Je innerlijke criticus leren kennen en opvoeden
Het kost tijd en oefening om je innerlijke criticus te leren kennen en hem op te voeden. Echter, dit is een noodzakelijke stap als je wil leren stoppen met piekeren. De KEUZE methode kan je daarbij helpen. Vaak functioneert de criticus als een klein jengelend kind, met bijbehorende kindertaal. De criticus zegt bijvoorbeeld stommeling, oen of sufferd tegen je wanneer je iets niet goed doet. Het is niet opbouwend, het is nergens goed voor en het is geen volwassen taal. Het kan ook anders. Je innerlijke criticus als coach, die je wijst op zaken waar je rekening mee kunt houden. Zodra je daarnaar luistert en ernaar handelt, zal de innerlijke criticus stoppen met kinderlijke taal.
Oefening: dagboek
Begin een dagboek.
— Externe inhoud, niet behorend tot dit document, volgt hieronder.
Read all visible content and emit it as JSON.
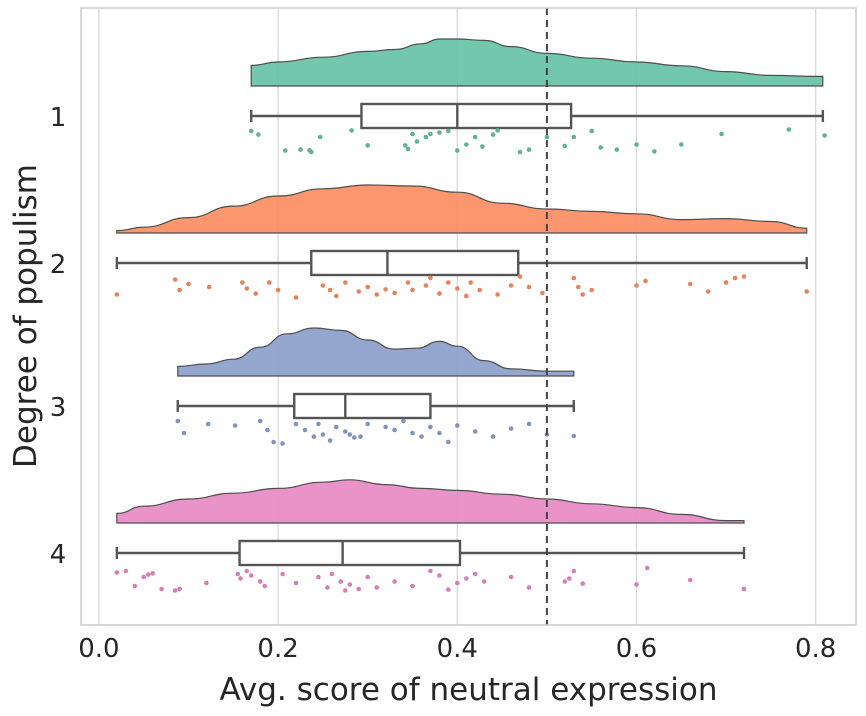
{
  "chart_data": {
    "type": "raincloud",
    "title": "",
    "xlabel": "Avg. score of neutral expression",
    "ylabel": "Degree of populism",
    "xlim": [
      -0.02,
      0.845
    ],
    "xticks": [
      0.0,
      0.2,
      0.4,
      0.6,
      0.8
    ],
    "xtick_labels": [
      "0.0",
      "0.2",
      "0.4",
      "0.6",
      "0.8"
    ],
    "grid": "vertical",
    "reference_line": {
      "x": 0.5,
      "style": "dashed"
    },
    "groups": [
      {
        "label": "1",
        "color": "#66c2a5",
        "box": {
          "min": 0.17,
          "q1": 0.293,
          "median": 0.4,
          "q3": 0.527,
          "max": 0.808
        },
        "density": [
          [
            0.17,
            0.43
          ],
          [
            0.2,
            0.5
          ],
          [
            0.25,
            0.6
          ],
          [
            0.3,
            0.72
          ],
          [
            0.33,
            0.76
          ],
          [
            0.36,
            0.88
          ],
          [
            0.38,
            0.98
          ],
          [
            0.4,
            0.98
          ],
          [
            0.43,
            0.95
          ],
          [
            0.46,
            0.82
          ],
          [
            0.5,
            0.68
          ],
          [
            0.55,
            0.58
          ],
          [
            0.6,
            0.5
          ],
          [
            0.65,
            0.42
          ],
          [
            0.7,
            0.3
          ],
          [
            0.75,
            0.22
          ],
          [
            0.8,
            0.2
          ],
          [
            0.808,
            0.2
          ]
        ],
        "points": [
          [
            0.17,
            0.1
          ],
          [
            0.178,
            0.22
          ],
          [
            0.208,
            0.75
          ],
          [
            0.225,
            0.72
          ],
          [
            0.235,
            0.74
          ],
          [
            0.237,
            0.8
          ],
          [
            0.247,
            0.3
          ],
          [
            0.282,
            0.08
          ],
          [
            0.3,
            0.58
          ],
          [
            0.342,
            0.58
          ],
          [
            0.345,
            0.7
          ],
          [
            0.35,
            0.2
          ],
          [
            0.355,
            0.45
          ],
          [
            0.365,
            0.3
          ],
          [
            0.37,
            0.2
          ],
          [
            0.38,
            0.15
          ],
          [
            0.39,
            0.1
          ],
          [
            0.4,
            0.75
          ],
          [
            0.41,
            0.55
          ],
          [
            0.42,
            0.3
          ],
          [
            0.428,
            0.62
          ],
          [
            0.44,
            0.22
          ],
          [
            0.445,
            0.08
          ],
          [
            0.47,
            0.8
          ],
          [
            0.48,
            0.72
          ],
          [
            0.5,
            0.3
          ],
          [
            0.52,
            0.6
          ],
          [
            0.53,
            0.3
          ],
          [
            0.55,
            0.1
          ],
          [
            0.56,
            0.65
          ],
          [
            0.578,
            0.72
          ],
          [
            0.6,
            0.55
          ],
          [
            0.62,
            0.78
          ],
          [
            0.65,
            0.55
          ],
          [
            0.695,
            0.2
          ],
          [
            0.77,
            0.05
          ],
          [
            0.81,
            0.25
          ]
        ]
      },
      {
        "label": "2",
        "color": "#fc8d62",
        "box": {
          "min": 0.02,
          "q1": 0.237,
          "median": 0.322,
          "q3": 0.468,
          "max": 0.79
        },
        "density": [
          [
            0.02,
            0.05
          ],
          [
            0.05,
            0.12
          ],
          [
            0.1,
            0.32
          ],
          [
            0.15,
            0.56
          ],
          [
            0.2,
            0.77
          ],
          [
            0.25,
            0.92
          ],
          [
            0.3,
            1.0
          ],
          [
            0.35,
            0.98
          ],
          [
            0.4,
            0.85
          ],
          [
            0.45,
            0.62
          ],
          [
            0.5,
            0.5
          ],
          [
            0.55,
            0.45
          ],
          [
            0.6,
            0.4
          ],
          [
            0.65,
            0.28
          ],
          [
            0.7,
            0.3
          ],
          [
            0.75,
            0.24
          ],
          [
            0.79,
            0.1
          ]
        ],
        "points": [
          [
            0.02,
            0.65
          ],
          [
            0.085,
            0.15
          ],
          [
            0.09,
            0.5
          ],
          [
            0.1,
            0.3
          ],
          [
            0.123,
            0.4
          ],
          [
            0.16,
            0.25
          ],
          [
            0.165,
            0.45
          ],
          [
            0.175,
            0.62
          ],
          [
            0.19,
            0.25
          ],
          [
            0.2,
            0.5
          ],
          [
            0.22,
            0.75
          ],
          [
            0.25,
            0.35
          ],
          [
            0.258,
            0.5
          ],
          [
            0.265,
            0.7
          ],
          [
            0.275,
            0.25
          ],
          [
            0.29,
            0.55
          ],
          [
            0.3,
            0.4
          ],
          [
            0.31,
            0.65
          ],
          [
            0.32,
            0.48
          ],
          [
            0.33,
            0.6
          ],
          [
            0.345,
            0.25
          ],
          [
            0.35,
            0.5
          ],
          [
            0.365,
            0.35
          ],
          [
            0.37,
            0.1
          ],
          [
            0.38,
            0.62
          ],
          [
            0.39,
            0.25
          ],
          [
            0.4,
            0.45
          ],
          [
            0.41,
            0.7
          ],
          [
            0.415,
            0.25
          ],
          [
            0.425,
            0.5
          ],
          [
            0.445,
            0.65
          ],
          [
            0.46,
            0.35
          ],
          [
            0.47,
            0.05
          ],
          [
            0.48,
            0.4
          ],
          [
            0.495,
            0.6
          ],
          [
            0.53,
            0.1
          ],
          [
            0.535,
            0.4
          ],
          [
            0.54,
            0.65
          ],
          [
            0.55,
            0.5
          ],
          [
            0.6,
            0.35
          ],
          [
            0.61,
            0.2
          ],
          [
            0.66,
            0.3
          ],
          [
            0.68,
            0.55
          ],
          [
            0.7,
            0.25
          ],
          [
            0.71,
            0.1
          ],
          [
            0.72,
            0.05
          ],
          [
            0.79,
            0.55
          ]
        ]
      },
      {
        "label": "3",
        "color": "#8da0cb",
        "box": {
          "min": 0.088,
          "q1": 0.218,
          "median": 0.275,
          "q3": 0.37,
          "max": 0.53
        },
        "density": [
          [
            0.088,
            0.2
          ],
          [
            0.12,
            0.25
          ],
          [
            0.15,
            0.35
          ],
          [
            0.18,
            0.6
          ],
          [
            0.21,
            0.88
          ],
          [
            0.24,
            1.0
          ],
          [
            0.27,
            0.95
          ],
          [
            0.3,
            0.75
          ],
          [
            0.33,
            0.56
          ],
          [
            0.355,
            0.58
          ],
          [
            0.38,
            0.72
          ],
          [
            0.4,
            0.62
          ],
          [
            0.43,
            0.32
          ],
          [
            0.46,
            0.15
          ],
          [
            0.5,
            0.1
          ],
          [
            0.53,
            0.1
          ]
        ],
        "points": [
          [
            0.088,
            0.1
          ],
          [
            0.095,
            0.5
          ],
          [
            0.122,
            0.2
          ],
          [
            0.152,
            0.25
          ],
          [
            0.18,
            0.1
          ],
          [
            0.188,
            0.4
          ],
          [
            0.195,
            0.8
          ],
          [
            0.205,
            0.85
          ],
          [
            0.22,
            0.2
          ],
          [
            0.23,
            0.4
          ],
          [
            0.24,
            0.62
          ],
          [
            0.245,
            0.2
          ],
          [
            0.25,
            0.55
          ],
          [
            0.258,
            0.75
          ],
          [
            0.265,
            0.3
          ],
          [
            0.275,
            0.45
          ],
          [
            0.28,
            0.55
          ],
          [
            0.285,
            0.65
          ],
          [
            0.292,
            0.62
          ],
          [
            0.3,
            0.2
          ],
          [
            0.32,
            0.3
          ],
          [
            0.33,
            0.4
          ],
          [
            0.34,
            0.1
          ],
          [
            0.35,
            0.5
          ],
          [
            0.36,
            0.62
          ],
          [
            0.37,
            0.3
          ],
          [
            0.38,
            0.5
          ],
          [
            0.39,
            0.8
          ],
          [
            0.4,
            0.25
          ],
          [
            0.42,
            0.45
          ],
          [
            0.44,
            0.62
          ],
          [
            0.46,
            0.35
          ],
          [
            0.48,
            0.2
          ],
          [
            0.5,
            0.55
          ],
          [
            0.53,
            0.6
          ]
        ]
      },
      {
        "label": "4",
        "color": "#e78ac3",
        "box": {
          "min": 0.02,
          "q1": 0.157,
          "median": 0.272,
          "q3": 0.403,
          "max": 0.72
        },
        "density": [
          [
            0.02,
            0.2
          ],
          [
            0.05,
            0.35
          ],
          [
            0.1,
            0.5
          ],
          [
            0.15,
            0.62
          ],
          [
            0.2,
            0.72
          ],
          [
            0.25,
            0.85
          ],
          [
            0.28,
            0.9
          ],
          [
            0.32,
            0.8
          ],
          [
            0.36,
            0.72
          ],
          [
            0.4,
            0.68
          ],
          [
            0.45,
            0.6
          ],
          [
            0.5,
            0.5
          ],
          [
            0.55,
            0.4
          ],
          [
            0.6,
            0.32
          ],
          [
            0.65,
            0.18
          ],
          [
            0.7,
            0.05
          ],
          [
            0.72,
            0.05
          ]
        ],
        "points": [
          [
            0.02,
            0.25
          ],
          [
            0.03,
            0.2
          ],
          [
            0.04,
            0.7
          ],
          [
            0.05,
            0.4
          ],
          [
            0.055,
            0.32
          ],
          [
            0.06,
            0.28
          ],
          [
            0.07,
            0.8
          ],
          [
            0.085,
            0.85
          ],
          [
            0.09,
            0.8
          ],
          [
            0.12,
            0.6
          ],
          [
            0.155,
            0.3
          ],
          [
            0.158,
            0.45
          ],
          [
            0.165,
            0.2
          ],
          [
            0.17,
            0.35
          ],
          [
            0.18,
            0.55
          ],
          [
            0.185,
            0.7
          ],
          [
            0.205,
            0.3
          ],
          [
            0.22,
            0.6
          ],
          [
            0.245,
            0.4
          ],
          [
            0.255,
            0.75
          ],
          [
            0.26,
            0.3
          ],
          [
            0.27,
            0.55
          ],
          [
            0.275,
            0.85
          ],
          [
            0.28,
            0.65
          ],
          [
            0.29,
            0.8
          ],
          [
            0.3,
            0.4
          ],
          [
            0.31,
            0.75
          ],
          [
            0.33,
            0.55
          ],
          [
            0.35,
            0.7
          ],
          [
            0.37,
            0.2
          ],
          [
            0.38,
            0.35
          ],
          [
            0.39,
            0.82
          ],
          [
            0.4,
            0.6
          ],
          [
            0.41,
            0.45
          ],
          [
            0.42,
            0.3
          ],
          [
            0.43,
            0.55
          ],
          [
            0.46,
            0.4
          ],
          [
            0.48,
            0.75
          ],
          [
            0.52,
            0.55
          ],
          [
            0.525,
            0.45
          ],
          [
            0.53,
            0.2
          ],
          [
            0.54,
            0.62
          ],
          [
            0.6,
            0.65
          ],
          [
            0.612,
            0.1
          ],
          [
            0.66,
            0.5
          ],
          [
            0.72,
            0.8
          ]
        ]
      }
    ]
  }
}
Je gedachten zijn snel en vluchtig. Door ze op te schrijven, krijg je er grip op. Je mag zelf kiezen welke vorm je dagboek krijgt, hele pagina’s vol of slechts een paar kernwoorden, tekeningetjes of smileys. Door terug te lezen kom je erachter welke gedachten je hebt en welke gebeurtenissen eraan vooraf gingen. Met de focusing oefening kun je leren om je gevoelens te leren kennen en verwoorden.